Zhan Bei Tian çantasından bir tabanca ve bir gümüş mızrak çıkarıp Mu Yi Fan’ın önüne koydu. 

 

“Silah seç.” 

 

Mu Yi Fan iki silaha baktı. Silah kullanmayı zaten bilmiyordu, mızrağı kaptı. 

 

“Bunu alıyorum.”  

 

Zombi diye korkusu yok ki, ne geçerse eline onu kullanır. 

 

Zhan Bei Tian soluna kıvrılıp tabancayı aldı, ardından mızrağı eline alıp sap kısmındaki kabartmalı küçük düğmeyi gösterdi. 

 

“Şu çıkıntılı yeri görüyor musun? Ona bastığında mızrak uzuyor.” 

 

Düğmeye hafifçe bastı ve metalin birbirine sürtme sesi ile mızrak bir metreden neredeyse iki metreye uzadı. 

 

“Kısaltmak istersen aynı düğmeye tekrar basman yeterli,” dedi Zhan Bei Tian  

 

Mu Yi Fan mızrağı eline alıp dikkatle inceledi. Gerçekten zarifti. Uzayan yerin üstüne işlenmiş uzun bir ejderha vardı. Hem detaylı, hem kudretli görünüyordu. Üstelik keskinliği de ayrı bir meseleydi. 

 

Test etmek için saçından bir tel kopardı, mızrağın ucuna tuttu, saç telciği daha düşmeden ikiye bölündü. 

 

“Vay be, bu kısacık mızrak bile bu kadar keskinse…” 

 

“…” 

 

Mu Yi Fan bakışlarını Zhan Bei Tian’a çevirdi, suratını ekşiterek söylendi. 

 

“Zhan Bei Tian, sen acımasız bir adamsın… Beni kendi türümü öldürmeye zorluyorsun.” 

 

Zhan Bei Tian sakin bir şekilde, “Sadece görev,” dedi.  

 

“Zombi öldürmen gerekmiyor.” 

 

Mu Yi Fan kaşlarını kaldırdı. 

 

“Ya küçük zombi arkadaşlarım sürüyle çıkıp gelirse? Xiang Guo’nun ağzını mı bekleyeyim onları yok etsin diye?” 

 

Zhan Bei Tian derin bir anlamla gülümsedi. 

 

“Zaten onları ikna etmenin bir yolunu bulursun sen, değil mi?” 

 

Mu Yi Fan homurdandı, daha fazla konuşmadı. Mızrağı eline aldı, çevirdi, çevirdi… sonunda keyfi yerine geldi. Ardından yüzünü yıkadı, dişlerini fırçaladı, üzerini değiştirdi ve Zhan Bei Tian’la birlikte kahvaltıya indi. 

 

Kahvaltı sonrası Mao Yu görev dağılımını yapmaya başladı. 

 

Yetenekli olanlar görev ekibine gidecekti. Yeteneği olmayanlar ise, isterlerse dış göreve katılabiliyordu, istemeyenler de Doğu Bölgesi’nin girişine gidip tel örgü inşasına yardım edecekti. Göreve çıkanlar ise dönüşte fazladan iki saat tel örgü örmekle yükümlü olacaktı. 

 

Herkes görevine göre düzenli şekilde dışarıda toplandı. 

 

Mu Yi Fan ayrılmadan önce Mu Qing Tian’a eğildi. 

 

“Sen bugün dış surların onarımına gideceksin.
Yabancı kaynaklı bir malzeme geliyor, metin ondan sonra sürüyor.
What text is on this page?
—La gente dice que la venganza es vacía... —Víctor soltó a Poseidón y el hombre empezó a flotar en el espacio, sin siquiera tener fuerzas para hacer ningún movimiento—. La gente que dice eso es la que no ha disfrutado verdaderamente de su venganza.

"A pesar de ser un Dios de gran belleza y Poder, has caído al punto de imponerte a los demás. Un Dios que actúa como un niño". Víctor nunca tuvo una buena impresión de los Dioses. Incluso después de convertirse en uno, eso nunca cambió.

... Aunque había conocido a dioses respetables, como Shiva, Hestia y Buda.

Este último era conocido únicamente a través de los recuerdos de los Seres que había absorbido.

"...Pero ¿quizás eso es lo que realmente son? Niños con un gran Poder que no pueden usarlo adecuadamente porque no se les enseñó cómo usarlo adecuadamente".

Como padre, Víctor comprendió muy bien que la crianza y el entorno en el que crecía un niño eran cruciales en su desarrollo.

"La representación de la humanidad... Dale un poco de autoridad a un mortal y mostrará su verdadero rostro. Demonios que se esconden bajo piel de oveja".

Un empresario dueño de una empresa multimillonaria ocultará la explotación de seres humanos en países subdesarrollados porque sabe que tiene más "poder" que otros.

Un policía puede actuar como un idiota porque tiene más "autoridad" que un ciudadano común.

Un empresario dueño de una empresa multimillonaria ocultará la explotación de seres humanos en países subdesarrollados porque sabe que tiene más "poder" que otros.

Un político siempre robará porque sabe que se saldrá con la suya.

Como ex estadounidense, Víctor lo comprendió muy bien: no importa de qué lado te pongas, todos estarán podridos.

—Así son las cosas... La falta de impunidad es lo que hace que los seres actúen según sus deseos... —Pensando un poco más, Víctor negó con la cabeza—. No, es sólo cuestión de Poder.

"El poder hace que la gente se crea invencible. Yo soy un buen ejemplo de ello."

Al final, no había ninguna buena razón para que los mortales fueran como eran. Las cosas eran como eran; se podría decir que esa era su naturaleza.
Sakın oraya buraya koşma. Gücünü de bir daha kullanma, tamam mı?” 

 

Mu Qing Tian babasının boynuna sarıldı. 

 

“Baba, ben de görev ekibine gitmek istiyorum.” 

 

Mu Yi Fan kaşını kaldırdı. 

 

“Benlik bir durum değil. Hadi git babana sor, Zhan Bei Tian’a yani.” 

 

Mu Qing Tian somurttu ama başka bir şey demedi. 

 

Çünkü biliyordu ki Zhan Bei Tian, çocuğunu göreve götürmezdi. 

 

Tam o sırada büyük kamyonun yanında duran Zheng Guo Zong, Mu Yi Fan’a dönüp sordu. 

 

“Ben anlamadım, General Zhan niye seninle birlikte gitmiyor?” 

 

Mu Yi Fan omuz silkti. 

 

“Bilmem.” 

 

Zheng Guo Zong bir bakış attı, biraz da bozulmuş gibiydi. 

 

“Ya bence sen onunla aynı ekibe gitmeyi teklif etmeliydin. Baksana, şu an Rong Yan ve Rong Xue ile aynı grupta.” 

 

Mu Yi Fan göz ucuyla Zhan Bei Tian’a baktı, sonra sessizce oğlunu Zheng Guo Zong’a uzattı. 

 

“Ben gidiyorum.” 

 

“Tamam. Ama dikkat et! Malzeme ararken gözünü dört aç!” 

 

Mu Yi Fan başını sallayıp kamyona doğru yürüdü. Sun Zi Hao’nun kullandığı kamyona binecekti.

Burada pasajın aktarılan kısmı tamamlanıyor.